Every screen has its empty (no transactions today) and error (network lost, provider timeout) state. Composed from the same primitives so they never look like bugs.

Toast + banner

Toast for transient info, banner for state the merchant needs to act on. Never confuse them — a merchant reading a toast expecting a banner is a support ticket.

Final UI

High-fidelity mockups — dark theme, green accent, one-thumb tuned.

EzPOS final UI mockup grid

Final UI — mobile POS screens across the checkout, history, and settings flows

Validation & collaboration

How the design was validated — without formal user studies.

Merchant time is expensive and hard to book. The design was validated through the review paths that were available — prototype walkthroughs, design critiques, and stakeholder reviews — with each session focused on a specific lens the design had to survive.

Validation activities

  • Prototype walkthroughs with the product team — running the whole payment loop end-to-end on a phone in hand
  • Design reviews with product / business — checking payment logic against the real provider rules
  • One-handed reachability check — testing every primary CTA against actual thumb reach on a 6″ phone
  • Payment-flow review with stakeholders — walking through card + QR + failure paths side by side
  • Dark-theme readability review — checking contrast + type in outdoor light conditions with a real phone
  • Transaction-status clarity review — testing whether success / failure / pending read at a glance without reading the label

Refined after feedback

  • Clearer payment status labels — 'Waiting' → 'Processing' and 'Confirmed' → 'Paid' after the product owner flagged operator confusion
  • Stronger success + failure states — added icon + color + label together after the review team noticed color alone got lost in bright light
  • Simplified checkout flow — trimmed a confirmation step where the confirmation was already implicit in the amount input
  • Transaction list readability — moved status to the leading edge after the review flagged that the amount pulled the eye first
  • Refined CTA placement — nudged primary buttons deeper into the thumb zone after one-handed reachability checks
  • Payment-method entry — split card + QR at the entry point instead of a shared amount screen after stakeholder review

COLLABORATION · WHO SHAPED THE DESIGN

Design decisions were aligned against three lenses at every checkpoint: payment rules with the Product Owner, Product Manager, and Business Analyst — what the payment provider actually returns and when; technical feasibility with engineering and QA — which states the SDK could reliably surface, which edge cases could actually happen in production; and merchant operations with business + payment stakeholders — how a real shop closes a day, what a support ticket usually looks like, where confidence breaks down.

Reflection

What designing a merchant payment product taught me about UX.

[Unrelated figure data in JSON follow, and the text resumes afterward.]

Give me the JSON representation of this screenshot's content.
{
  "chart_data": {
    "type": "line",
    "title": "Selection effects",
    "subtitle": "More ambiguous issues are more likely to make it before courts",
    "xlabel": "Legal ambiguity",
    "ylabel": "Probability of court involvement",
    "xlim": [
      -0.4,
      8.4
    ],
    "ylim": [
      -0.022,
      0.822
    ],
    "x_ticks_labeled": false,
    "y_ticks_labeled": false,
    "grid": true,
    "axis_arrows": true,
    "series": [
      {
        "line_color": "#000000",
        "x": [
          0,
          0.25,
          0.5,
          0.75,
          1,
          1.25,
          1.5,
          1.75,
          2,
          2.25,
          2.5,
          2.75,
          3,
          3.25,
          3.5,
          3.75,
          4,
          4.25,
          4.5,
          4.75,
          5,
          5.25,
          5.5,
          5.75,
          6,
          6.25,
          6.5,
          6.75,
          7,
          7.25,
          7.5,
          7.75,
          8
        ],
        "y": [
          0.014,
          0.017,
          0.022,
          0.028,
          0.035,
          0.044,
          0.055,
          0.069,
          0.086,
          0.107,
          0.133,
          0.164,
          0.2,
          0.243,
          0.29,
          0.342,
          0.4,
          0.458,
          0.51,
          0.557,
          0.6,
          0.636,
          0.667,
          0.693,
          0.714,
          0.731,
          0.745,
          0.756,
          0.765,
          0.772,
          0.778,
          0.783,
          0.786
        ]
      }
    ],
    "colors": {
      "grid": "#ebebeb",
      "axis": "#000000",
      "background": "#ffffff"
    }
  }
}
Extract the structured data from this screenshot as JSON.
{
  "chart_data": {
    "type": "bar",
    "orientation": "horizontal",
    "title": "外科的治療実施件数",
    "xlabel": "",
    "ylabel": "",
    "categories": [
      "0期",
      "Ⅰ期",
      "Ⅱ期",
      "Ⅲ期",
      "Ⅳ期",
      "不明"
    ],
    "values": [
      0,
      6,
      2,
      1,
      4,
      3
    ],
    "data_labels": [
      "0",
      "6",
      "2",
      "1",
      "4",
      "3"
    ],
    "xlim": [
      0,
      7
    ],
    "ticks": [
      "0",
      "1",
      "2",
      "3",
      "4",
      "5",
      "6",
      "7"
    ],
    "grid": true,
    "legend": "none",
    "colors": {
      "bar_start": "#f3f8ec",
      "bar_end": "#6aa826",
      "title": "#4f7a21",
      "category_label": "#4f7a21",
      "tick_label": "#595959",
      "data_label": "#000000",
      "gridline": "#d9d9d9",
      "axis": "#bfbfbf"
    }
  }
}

Merchant payment UX is less about adding more features and more about reducing hesitation at the moment of payment. When a merchant is serving a customer, the interface has to make the next action obvious, the payment status clear, and recovery from errors simple. Everything else — visual polish, animation, decorative content — is subordinate to that.

The design work that mattered most on this project happened before any high-fidelity screen: mapping the merchant's constraints, drawing the payment workflow, naming the states, deciding the vocabulary of confirmation and recovery. When those foundations were honest, the visual system had a shape to fill. When they were fuzzy, no dark theme or green accent covered it up.

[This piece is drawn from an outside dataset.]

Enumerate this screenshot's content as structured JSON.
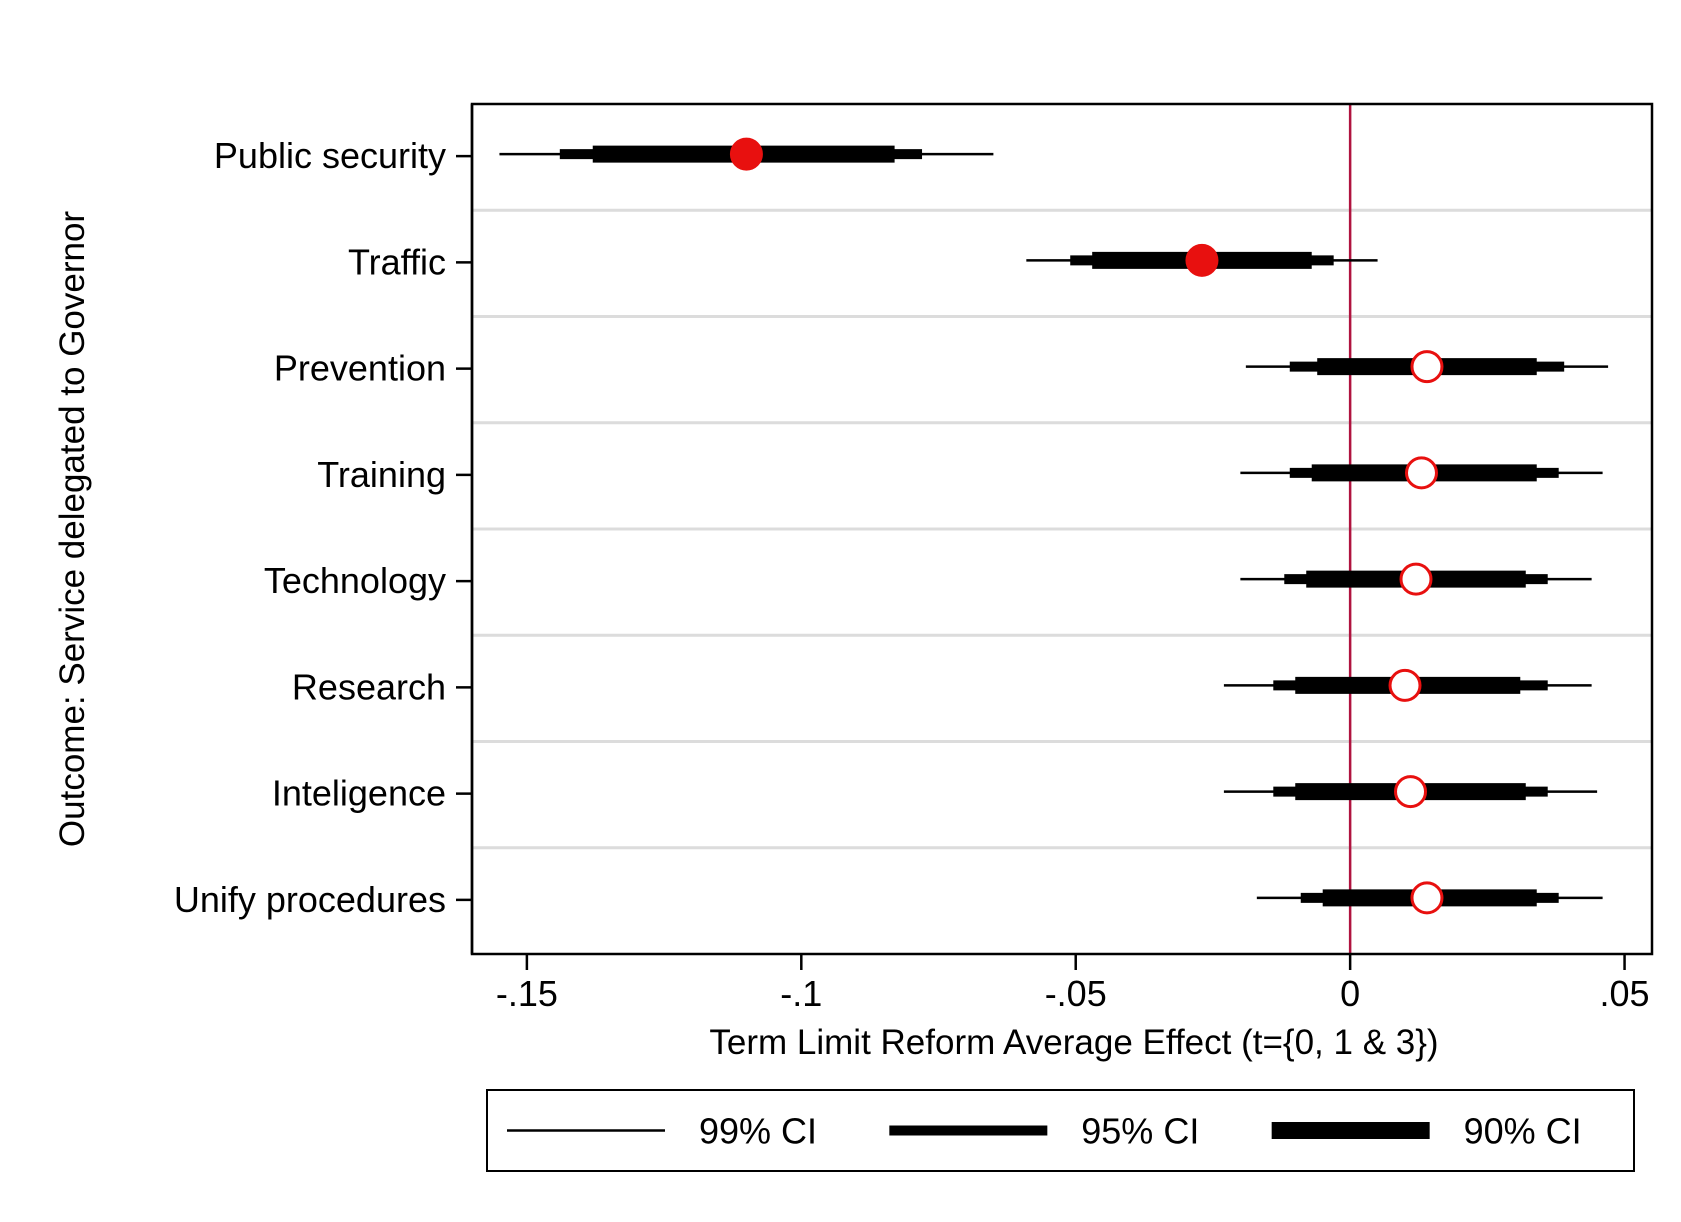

TAKEAWAY 01 — SPEED IS THE FEATURE

In a merchant payment product, the shortest path from open-app to money-moved is the whole product. Every decorative element gets weighed against how much it slows down that path.

TAKEAWAY 02 — STATUS CARRIES TRUST

In a financial product, worker trust lives in the status field. Success + failure need shape + color + label together, not any one alone — the merchant reads the state before they read the words.

TAKEAWAY 03 — DESIGN FOR THE MERCHANT'S HAND

One-hand operation isn't a nice-to-have — it's the actual usage pattern. Primary actions belong in the bottom third of every screen, and the design has to survive noise, sun, and an unstable network.